Different ways of partitioning

Before PostgreSQL 10 was released, there was no native support for partitioned tables.The process was managed by using inheritance and creating child tables. Triggers were used to insert data into these child tables. Version 10 introduced native support for a feature known as Declarative Partitioning, which allows partitioning by range and value (also known as list partitioning). PostgreSQL 11 expanded this feature by adding the ability to partition by hash.

Range partitioning

Range partitioning divides data into segments based on a particular range of values in a column. It is especially beneficial for time-series data or any data with a natural order. Each partition corresponds to a unique range of values, and data within that range is stored in the respective partition.A good example of this is partitioning by the created_at column - here considered for users table:

CREATE TABLE IF NOT EXISTS public.users
(
    id bigint NOT NULL DEFAULT nextval('users_id_seq'::regclass),
    email character varying NOT NULL,
    first_name character varying,
    last_name character varying,
    username character varying NOT NULL,
    status integer DEFAULT 0,
    settings jsonb DEFAULT '{}'::jsonb,
    created_at timestamp(6) without time zone NOT NULL,
    updated_at timestamp(6) without time zone NOT NULL,
    CONSTRAINT users_pkey PRIMARY KEY (id)
) PARTITION BY RANGE(created_at);

Next, let’s create our partitions. Each partition's definition must specify bounds that match the partitioning method and partition key of the parent. To be clear - each range's bounds are inclusive at the start of range and exclusive at the end.

CREATE TABLE users_1 PARTITION OF users
    FOR VALUES FROM ('2024-01-01') TO ('2024-02-01');

CREATE TABLE users_2 PARTITION OF users
    FOR VALUES FROM ('2024-02-01') TO ('2024-03-01');

CREATE TABLE users_3 PARTITION OF users
    FOR VALUES FROM ('2024-03-01') TO ('2024-04-01');

Now, after adding a new user to the users table, it will be inserted into the appropriate partition according to its creation date.

If I attempt to create overlapping partitions, such as:

CREATE TABLE users_1 PARTITION OF users
    FOR VALUES FROM ('2024-01-01') TO ('2024-02-01');

CREATE TABLE users_2 PARTITION OF users
    FOR VALUES FROM ('2023-12-01') TO ('2024-02-01');

It will result in an error:

ERROR: partition "users_2" would overlap partition "users_1”

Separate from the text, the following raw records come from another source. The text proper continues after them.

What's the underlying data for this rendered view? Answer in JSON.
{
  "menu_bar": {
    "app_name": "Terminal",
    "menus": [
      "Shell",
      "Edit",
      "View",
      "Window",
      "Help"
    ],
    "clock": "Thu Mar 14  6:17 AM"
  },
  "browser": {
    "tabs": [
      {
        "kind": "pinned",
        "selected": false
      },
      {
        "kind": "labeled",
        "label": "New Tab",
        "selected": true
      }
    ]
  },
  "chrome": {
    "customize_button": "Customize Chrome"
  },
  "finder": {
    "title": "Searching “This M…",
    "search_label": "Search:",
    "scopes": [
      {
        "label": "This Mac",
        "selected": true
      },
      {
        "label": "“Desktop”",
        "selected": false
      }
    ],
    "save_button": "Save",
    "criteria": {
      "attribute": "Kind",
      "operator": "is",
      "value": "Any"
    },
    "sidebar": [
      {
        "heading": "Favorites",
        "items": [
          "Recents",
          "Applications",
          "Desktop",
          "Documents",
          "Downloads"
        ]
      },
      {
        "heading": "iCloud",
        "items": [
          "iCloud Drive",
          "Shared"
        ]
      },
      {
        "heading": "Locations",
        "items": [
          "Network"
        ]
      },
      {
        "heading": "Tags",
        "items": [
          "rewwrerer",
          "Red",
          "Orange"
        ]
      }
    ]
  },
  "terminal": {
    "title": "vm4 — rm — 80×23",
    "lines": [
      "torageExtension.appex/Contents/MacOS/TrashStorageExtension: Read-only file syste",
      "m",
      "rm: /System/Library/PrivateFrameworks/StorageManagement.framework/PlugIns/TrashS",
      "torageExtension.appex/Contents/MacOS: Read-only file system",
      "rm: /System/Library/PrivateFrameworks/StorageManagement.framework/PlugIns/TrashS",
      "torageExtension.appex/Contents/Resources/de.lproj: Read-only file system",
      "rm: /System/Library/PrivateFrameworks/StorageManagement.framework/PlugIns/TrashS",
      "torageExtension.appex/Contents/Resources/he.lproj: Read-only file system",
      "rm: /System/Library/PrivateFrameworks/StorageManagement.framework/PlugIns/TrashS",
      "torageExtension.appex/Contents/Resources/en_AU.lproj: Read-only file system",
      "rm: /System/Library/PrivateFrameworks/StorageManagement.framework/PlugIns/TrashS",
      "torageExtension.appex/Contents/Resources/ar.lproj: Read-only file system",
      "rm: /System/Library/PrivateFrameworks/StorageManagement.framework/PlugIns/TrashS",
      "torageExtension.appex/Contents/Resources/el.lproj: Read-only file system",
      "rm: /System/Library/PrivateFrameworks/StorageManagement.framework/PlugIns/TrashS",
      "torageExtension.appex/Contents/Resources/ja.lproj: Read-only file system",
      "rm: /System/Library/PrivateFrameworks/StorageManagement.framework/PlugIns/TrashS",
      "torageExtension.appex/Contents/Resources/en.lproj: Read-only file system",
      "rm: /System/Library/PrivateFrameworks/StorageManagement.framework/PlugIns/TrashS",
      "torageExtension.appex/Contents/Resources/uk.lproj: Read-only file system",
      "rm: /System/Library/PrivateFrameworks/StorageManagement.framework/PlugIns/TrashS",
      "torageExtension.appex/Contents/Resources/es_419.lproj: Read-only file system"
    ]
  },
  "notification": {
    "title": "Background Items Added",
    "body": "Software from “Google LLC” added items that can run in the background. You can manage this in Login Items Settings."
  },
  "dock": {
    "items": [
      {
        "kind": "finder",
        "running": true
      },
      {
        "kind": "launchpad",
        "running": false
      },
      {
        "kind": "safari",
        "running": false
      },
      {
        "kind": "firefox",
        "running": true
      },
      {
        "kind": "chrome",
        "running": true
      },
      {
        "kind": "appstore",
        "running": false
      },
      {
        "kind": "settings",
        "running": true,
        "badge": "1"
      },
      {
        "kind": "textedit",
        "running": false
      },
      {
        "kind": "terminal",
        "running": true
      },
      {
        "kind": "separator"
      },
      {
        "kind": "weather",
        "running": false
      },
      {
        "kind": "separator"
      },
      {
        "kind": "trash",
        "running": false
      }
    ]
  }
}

Additionally, considering the scenario where a value with a specific date doesn't fit into any range-partitioned tables, like this

INSERT INTO users (email, last_name, first_name, username, status,created_at, updated_at))
VALUES ('example@.example.com','Smith', 'John', 'Superman',0, '2025-05-01', '2025-05-01');

will return a message:

ERROR: no partition of relation "users" found for row DETAIL: Partition key of the failing row contains (created_at) = (2024-05-01 00:00:00).

The conclusion drawn from this type of error is that it may be beneficial to establish a cron job, such as pg_cron or another scheduler, which will periodically create new partitions for a specific time range. For range partitioning it is also possible to create default partition, which may hold values which don’t fit to any specified partition. It allows to avoid above error.

List partitioning

This type of partitioning relies on selecting specific values present in a column and dividing by them. This particular one allows to choose specific, not overlapping values instead of range of values - a good example would be partition by category or status columns.

CREATE TABLE IF NOT EXISTS users
(
    id bigint NOT NULL DEFAULT nextval('users_id_seq'::regclass),
    email character varying NOT NULL,
    first_name character varying,
    last_name character varying,
    username character varying NOT NULL,
    status integer DEFAULT 0,
    settings jsonb DEFAULT '{}'::jsonb,
    created_at timestamp(6) without time zone NOT NULL,
    updated_at timestamp(6) without time zone NOT NULL,
    CONSTRAINT users_pkey PRIMARY KEY (id)
) PARTITION BY LIST(status);

I assumed here that I am using integer as enum in application - it is possible to add additional constraints if needed.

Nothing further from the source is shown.